Nor should we blame more lenient no-fault divorce laws for the high divorce rate. These laws make divorce easier, but they certainly didn’t create the motivation to divorce. Rather, before these laws were passed, many a husband and wife lived in love-less, empty marriages, often living apart, and were married only in the barest legal sense.
As soon as the no default divorce laws were passed, thousands got divorces, but these thousands already wanted to be divorced.
Among Christians, the motivation to stay married shouldn’t come from the laws of the state. The motivation comes from Christ and his unconditional love. Seeing how Christ loves us helps us know how to love each other. I mean, if the only reason a couple refuses to be divorced is because state law doesn’t allow it, well, in God’s eyes, they aren’t really being obedient, because they have disobedient hearts.

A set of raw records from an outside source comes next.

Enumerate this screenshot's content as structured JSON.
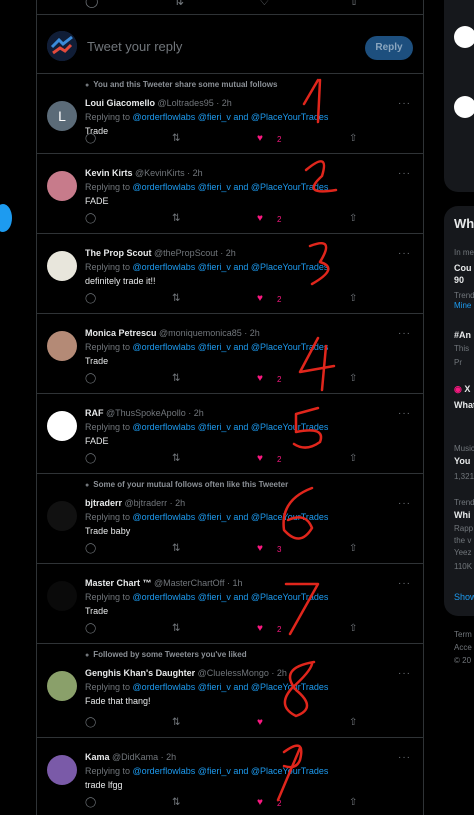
{
  "compose": {
    "placeholder": "Tweet your reply",
    "button": "Reply"
  },
  "tweets": [
    {
      "social": "You and this Tweeter share some mutual follows",
      "name": "Loui Giacomello",
      "handle": "@Loltrades95 · 2h",
      "replying": "Replying to",
      "mentions": "@orderflowlabs @fieri_v and @PlaceYourTrades",
      "text": "Trade",
      "likes": "2",
      "avatar_color": "#5b6b78",
      "avatar_letter": "L"
    },
    {
      "social": "",
      "name": "Kevin Kirts",
      "handle": "@KevinKirts · 2h",
      "replying": "Replying to",
      "mentions": "@orderflowlabs @fieri_v and @PlaceYourTrades",
      "text": "FADE",
      "likes": "2",
      "avatar_color": "#c77b8b",
      "avatar_letter": ""
    },
    {
      "social": "",
      "name": "The Prop Scout",
      "handle": "@thePropScout · 2h",
      "replying": "Replying to",
      "mentions": "@orderflowlabs @fieri_v and @PlaceYourTrades",
      "text": "definitely trade it!!",
      "likes": "2",
      "avatar_color": "#e8e6dc",
      "avatar_letter": ""
    },
    {
      "social": "",
      "name": "Monica Petrescu",
      "handle": "@moniquemonica85 · 2h",
      "replying": "Replying to",
      "mentions": "@orderflowlabs @fieri_v and @PlaceYourTrades",
      "text": "Trade",
      "likes": "2",
      "avatar_color": "#b48a76",
      "avatar_letter": ""
    },
    {
      "social": "",
      "name": "RAF",
      "handle": "@ThusSpokeApollo · 2h",
      "replying": "Replying to",
      "mentions": "@orderflowlabs @fieri_v and @PlaceYourTrades",
      "text": "FADE",
      "likes": "2",
      "avatar_color": "#ffffff",
      "avatar_letter": ""
    },
    {
      "social": "Some of your mutual follows often like this Tweeter",
      "name": "bjtraderr",
      "handle": "@bjtraderr · 2h",
      "replying": "Replying to",
      "mentions": "@orderflowlabs @fieri_v and @PlaceYourTrades",
      "text": "Trade baby",
      "likes": "3",
      "avatar_color": "#111111",
      "avatar_letter": ""
    },
    {
      "social": "",
      "name": "Master Chart ™",
      "handle": "@MasterChartOff · 1h",
      "replying": "Replying to",
      "mentions": "@orderflowlabs @fieri_v and @PlaceYourTrades",
      "text": "Trade",
      "likes": "2",
      "avatar_color": "#0a0a0a",
      "avatar_letter": ""
    },
    {
      "social": "Followed by some Tweeters you've liked",
      "name": "Genghis Khan's Daughter",
      "handle": "@CluelessMongo · 2h",
      "replying": "Replying to",
      "mentions": "@orderflowlabs @fieri_v and @PlaceYourTrades",
      "text": "Fade that thang!",
      "likes": "",
      "avatar_color": "#8aa06a",
      "avatar_letter": ""
    },
    {
      "social": "",
      "name": "Kama",
      "handle": "@DidKama · 2h",
      "replying": "Replying to",
      "mentions": "@orderflowlabs @fieri_v and @PlaceYourTrades",
      "text": "trade lfgg",
      "likes": "2",
      "avatar_color": "#7a5aa8",
      "avatar_letter": ""
    }
  ],
  "right": {
    "wh": "Wh",
    "in_me": "In me",
    "cou": "Cou",
    "ninety": "90",
    "trend": "Trend",
    "mine": "Mine",
    "hash_an": "#An",
    "this": "This",
    "pr": "Pr",
    "x": "X",
    "what": "What",
    "music": "Music",
    "you": "You",
    "n1321": "1,321",
    "trend2": "Trend",
    "whi": "Whi",
    "rapp": "Rapp",
    "the": "the v",
    "yeez": "Yeez",
    "k110": "110K",
    "show": "Show",
    "term": "Term",
    "acce": "Acce",
    "c20": "© 20"
  },
  "annotations": [
    "1",
    "2",
    "3",
    "4",
    "5",
    "6",
    "7",
    "8",
    "9"
  ],
  "colors": {
    "like": "#f91880",
    "link": "#1d9bf0",
    "annotation": "#e0261c"
  }
}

You see, the cure to our awful, embarrassing, shameful divorce rate isn’t new laws or even tougher doctrine, it’s changed hearts — which means perhaps the highest pastoral need in our churches is training for stronger marriages. Build good marriages and we won’t have to worry so much about God’s will for divorce!

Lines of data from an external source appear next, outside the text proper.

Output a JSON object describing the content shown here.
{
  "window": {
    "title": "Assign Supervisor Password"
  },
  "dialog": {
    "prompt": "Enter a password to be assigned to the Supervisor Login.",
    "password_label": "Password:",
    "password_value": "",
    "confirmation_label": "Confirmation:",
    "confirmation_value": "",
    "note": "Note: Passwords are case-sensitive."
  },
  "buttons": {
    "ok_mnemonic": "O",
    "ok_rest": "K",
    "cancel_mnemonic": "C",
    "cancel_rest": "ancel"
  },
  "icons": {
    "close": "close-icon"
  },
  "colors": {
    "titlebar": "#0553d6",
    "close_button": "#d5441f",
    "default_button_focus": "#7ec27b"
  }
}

In short, while I think it’s very important that our church leaders develop a truer, more Biblical doctrine of divorce and remarriage, the far higher priority is that our church leaders develop truer, more Biblical marriages. And this means classes on marriage, seminars on marriage, skilled marital counselors and coaches — and lots of them — all encompassed in a truer, more Biblical doctrine of grace.
After all, until we understand — and feel — God’s forgiveness, we’ll not be able to forgive our spouses. Therefore, leaders, I think you’ll fail to deal with your members’ marital problems until your church embraces grace. I mean, if you teach your members that they must disfellowship all who are in any error, how do you suppose they’ll apply that lesson at home?
Boy, I could say a lot on this topic. Since I've lived thru many of the issues related to this topic.
However, the most important thing to say is that just like every other sin, divorce and remarriage are forgivable sins.
But that aside, my wife and I now facilitate the Dynamic Marriage class published by Family Dynamics Institute. If someone wants to make a real difference in marriages at their congregation, this is a great place to start — http://www.familydynamics.net
Thanks, David. Family Dynamics does a great work.
I know of four churches in MS that split over MDR in the last five years. I know many people who have lost their faith over this issue. It is not only MDR but other sins that we have deemed worse than others or very sadly unredeemable. This is an unbiblical development of our pietistic white middle class culture and a distortion of Grace of God. The only sin that is unredeemable is that which denies the Holy Spirit and turns its back on God and looses its faith.
There is one young man who no longer believes in God because of how the elders in one congregation dealt with the issue. His mother left his abusive father and eventually married another very good man who was really the dad to this boy. Then when they moved back home for a job they came to the church in MS that she had grown up in. The elders promptly told her that she would have to divorce her existing husband and try to remarry her ex-husband because divorce was only justified under fornication or adultery. So she did what they said. The little boy now a young man will tell you he just can't believe in a God who would require his mother to be married to a man who hit her and would never stop. He will also tell you that he cannot believe in a God who took the only good man, his step Dad away from him. Stories like this one abound.
I believe (know) that our traditional doctrine on MDR no matter how well intentioned has caused just as much pain and suffering as the “No fault divorce” phenomenon.